While the Ngo brothers were essentially pathetic figures, their regime was an indissoluble mixture of nightmare and farce. The farce lay generally in the cities, among the people supported by the American aid program and the realms where Madame Nhu could whimsically enforce an anti-divorce law or a ban on dancing.
50
The nightmare lay generally in the countryside, among the rice farmers further impoverished by the American importation of food and the new influx of money to the cities, and where no laws held. The difference was, however, invisible to most Americans.

two

Among those officials and journalists flying in to survey the breaking crisis of 1961 there were very few who understood where the root of the trouble lay. Those who believed that the Saigon government itself was at fault tended to blame the Ngo family itself. Visiting Vietnam on special assignment for President Kennedy, the economist, Eugene Staley, reported that the Diem government would have to carry out wide-ranging reforms in its administration and armed forces before American aid could have any effect.

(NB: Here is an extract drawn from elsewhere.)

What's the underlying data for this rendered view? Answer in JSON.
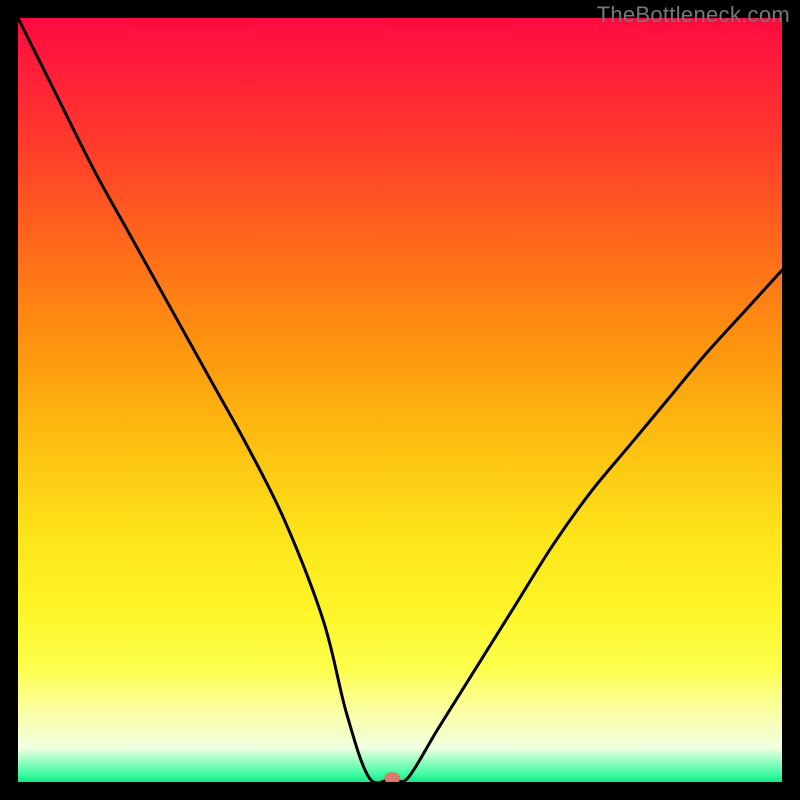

Journalists, such as Robert Shaplen, criticized Diem for alienating the peasants by his oppressive measures, raising a host of secondary questions: Why were the American advisers not having any influence on Diem? Were they giving him the wrong advice? Why did they not insist on a sweeping program of reform? The same questions were to preoccupy for a decade a host of officials and journalists, including such experienced and politically diverse men as Douglas Pike, Chester Bowles, and the British counterinsurgency expert, Sir Robert Thompson.
51
These men saw Diem as the enemy of the anti-Communist project. They wrote history using Diem as the principal actor: “Diem,” said Pike, “tore apart the fabric of Vietnamese society.” But the United States government had created the Diem regime, and in 1961 the question was whether their creation had any autonomous existence or any roots in the countryside.